Alanna Kennedy, la masterclass de la Coupe d'Asie : la métamorphose d'une star des Matildas
Si vous êtes scotché à votre écran pour suivre la Coupe d'Asie féminine, vous l'avez vue : ce mythique maillot numéro 7, ce sang-froid sous pression, et ces buts – beaucoup de buts. Alanna Kennedy est en train de signer un tournoi hors du commun, et franchement, c'est le genre de forme qui force le respect et donne envie de tirer son chapeau. Ce n'est plus la même joueuse qu'il y a quelques années ; c'est une femme qui a entamé une seconde carrière, et elle embarque les Matildas avec elle dans cette aventure.

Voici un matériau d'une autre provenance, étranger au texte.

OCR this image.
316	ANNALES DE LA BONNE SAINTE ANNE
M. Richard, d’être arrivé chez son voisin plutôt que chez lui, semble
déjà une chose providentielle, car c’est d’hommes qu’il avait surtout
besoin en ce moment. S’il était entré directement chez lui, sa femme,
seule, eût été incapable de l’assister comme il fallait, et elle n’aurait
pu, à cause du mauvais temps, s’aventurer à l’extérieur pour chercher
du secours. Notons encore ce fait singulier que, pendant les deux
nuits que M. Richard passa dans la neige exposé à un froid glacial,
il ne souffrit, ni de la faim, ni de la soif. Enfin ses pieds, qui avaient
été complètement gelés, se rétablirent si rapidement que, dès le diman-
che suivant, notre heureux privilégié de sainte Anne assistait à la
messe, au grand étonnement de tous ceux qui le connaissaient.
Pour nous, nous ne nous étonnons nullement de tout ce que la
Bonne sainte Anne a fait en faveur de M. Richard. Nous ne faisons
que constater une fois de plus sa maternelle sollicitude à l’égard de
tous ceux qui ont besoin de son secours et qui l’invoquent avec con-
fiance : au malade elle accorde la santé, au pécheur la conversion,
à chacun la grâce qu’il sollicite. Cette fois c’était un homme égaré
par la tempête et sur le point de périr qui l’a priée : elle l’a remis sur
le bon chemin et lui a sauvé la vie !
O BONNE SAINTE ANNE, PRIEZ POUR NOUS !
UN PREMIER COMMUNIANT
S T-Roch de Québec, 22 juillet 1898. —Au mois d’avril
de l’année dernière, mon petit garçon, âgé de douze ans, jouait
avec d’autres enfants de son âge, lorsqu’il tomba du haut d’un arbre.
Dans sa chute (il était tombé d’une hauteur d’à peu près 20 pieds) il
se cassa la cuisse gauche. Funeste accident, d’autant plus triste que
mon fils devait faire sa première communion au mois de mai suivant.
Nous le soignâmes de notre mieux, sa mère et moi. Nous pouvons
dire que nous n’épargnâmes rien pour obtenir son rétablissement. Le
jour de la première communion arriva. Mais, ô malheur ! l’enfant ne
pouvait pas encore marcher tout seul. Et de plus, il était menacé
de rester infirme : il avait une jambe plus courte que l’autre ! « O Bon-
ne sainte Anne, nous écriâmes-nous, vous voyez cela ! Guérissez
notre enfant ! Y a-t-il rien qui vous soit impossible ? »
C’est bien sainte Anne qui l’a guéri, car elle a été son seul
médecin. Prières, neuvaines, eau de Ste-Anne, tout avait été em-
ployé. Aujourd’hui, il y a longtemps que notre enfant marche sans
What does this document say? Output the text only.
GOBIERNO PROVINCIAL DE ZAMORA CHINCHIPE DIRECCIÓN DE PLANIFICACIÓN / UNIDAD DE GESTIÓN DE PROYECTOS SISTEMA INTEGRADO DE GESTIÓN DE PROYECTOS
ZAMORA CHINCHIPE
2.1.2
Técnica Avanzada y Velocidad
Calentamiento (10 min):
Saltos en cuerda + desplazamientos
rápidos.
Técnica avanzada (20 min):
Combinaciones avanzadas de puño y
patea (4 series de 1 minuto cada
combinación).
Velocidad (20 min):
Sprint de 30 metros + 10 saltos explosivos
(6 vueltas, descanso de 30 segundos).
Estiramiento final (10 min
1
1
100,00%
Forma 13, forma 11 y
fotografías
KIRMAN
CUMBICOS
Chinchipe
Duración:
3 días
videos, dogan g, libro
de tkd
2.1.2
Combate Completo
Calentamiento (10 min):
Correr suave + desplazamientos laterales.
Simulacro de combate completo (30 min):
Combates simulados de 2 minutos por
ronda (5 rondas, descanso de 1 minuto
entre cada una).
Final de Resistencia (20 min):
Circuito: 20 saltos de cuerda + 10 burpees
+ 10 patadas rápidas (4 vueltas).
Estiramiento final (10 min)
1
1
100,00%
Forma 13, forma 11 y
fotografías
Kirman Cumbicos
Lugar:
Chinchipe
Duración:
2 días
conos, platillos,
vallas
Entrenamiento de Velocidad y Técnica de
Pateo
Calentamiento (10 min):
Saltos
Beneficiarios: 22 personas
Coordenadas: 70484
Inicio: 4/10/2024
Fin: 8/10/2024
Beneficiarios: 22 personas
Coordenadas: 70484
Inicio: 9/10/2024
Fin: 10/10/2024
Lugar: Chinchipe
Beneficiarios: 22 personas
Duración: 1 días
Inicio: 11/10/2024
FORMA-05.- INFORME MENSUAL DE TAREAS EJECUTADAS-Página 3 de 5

Le choix tactique qui a libéré une star
Revenons un peu en arrière. Joe Montemurro, notre coach, a pris une décision qui a fait sourciller en phase de groupes : faire remonter Kennedy sur le terrain. On la connaît tous comme une défenseure intraitable, une lectrice de jeu capable d'éteindre un danger avant même qu'il n'apparaisse. Mais la faire évoluer dans un rôle plus avancé au milieu ? Sacrément culotté comme idée. D'un coup, sa vista ne sert plus qu'à briser les lignes adverses ; elle déchire désormais les défenses. Sa présence physique ne lui sert pas seulement à dégager de la tête ; c'est pour s'élever plus haut que la gardienne et propulser les corners au fond des filets. Contre la Chine, elle était partout – à gratter des ballons haut, à combiner avec le trio offensif, et à surgir pour marquer un but crucial. Les anciens vous diront qu'ils ne se souviennent pas de cette version-là d'elle. Mais c'est ça, la nouvelle Alanna, et elle fait peur à ses adversaires.
Le Soulier d'or ? Pourquoi pas
On ne parle pas seulement d'une bonne performance, là ; on parle d'une vraie prétendante au titre de meilleure buteuse. Quand on regarde le classement de la Coupe d'Asie, le nom de Kennedy est tout en haut, aux côtés des avant-centres pur jus. Mais ce ne sont pas que les chiffres – c'est le poids de ses buts. L'égalisation en fin de match qui a préservé l'invincibilité ? C'est elle. La finition pleine de sang-froid dans la pression d'un match à élimination directe ? Oui, encore elle. Elle est devenue la joueuse qu'on veut voir sur le ballon quand le match est en jeu. C'est un témoignage de sa résilience, une qualité que cette équipe possède à la pelle. On n'arrête pas une bonne Matilda, et on n'arrête surtout pas Alanna de marquer en ce moment.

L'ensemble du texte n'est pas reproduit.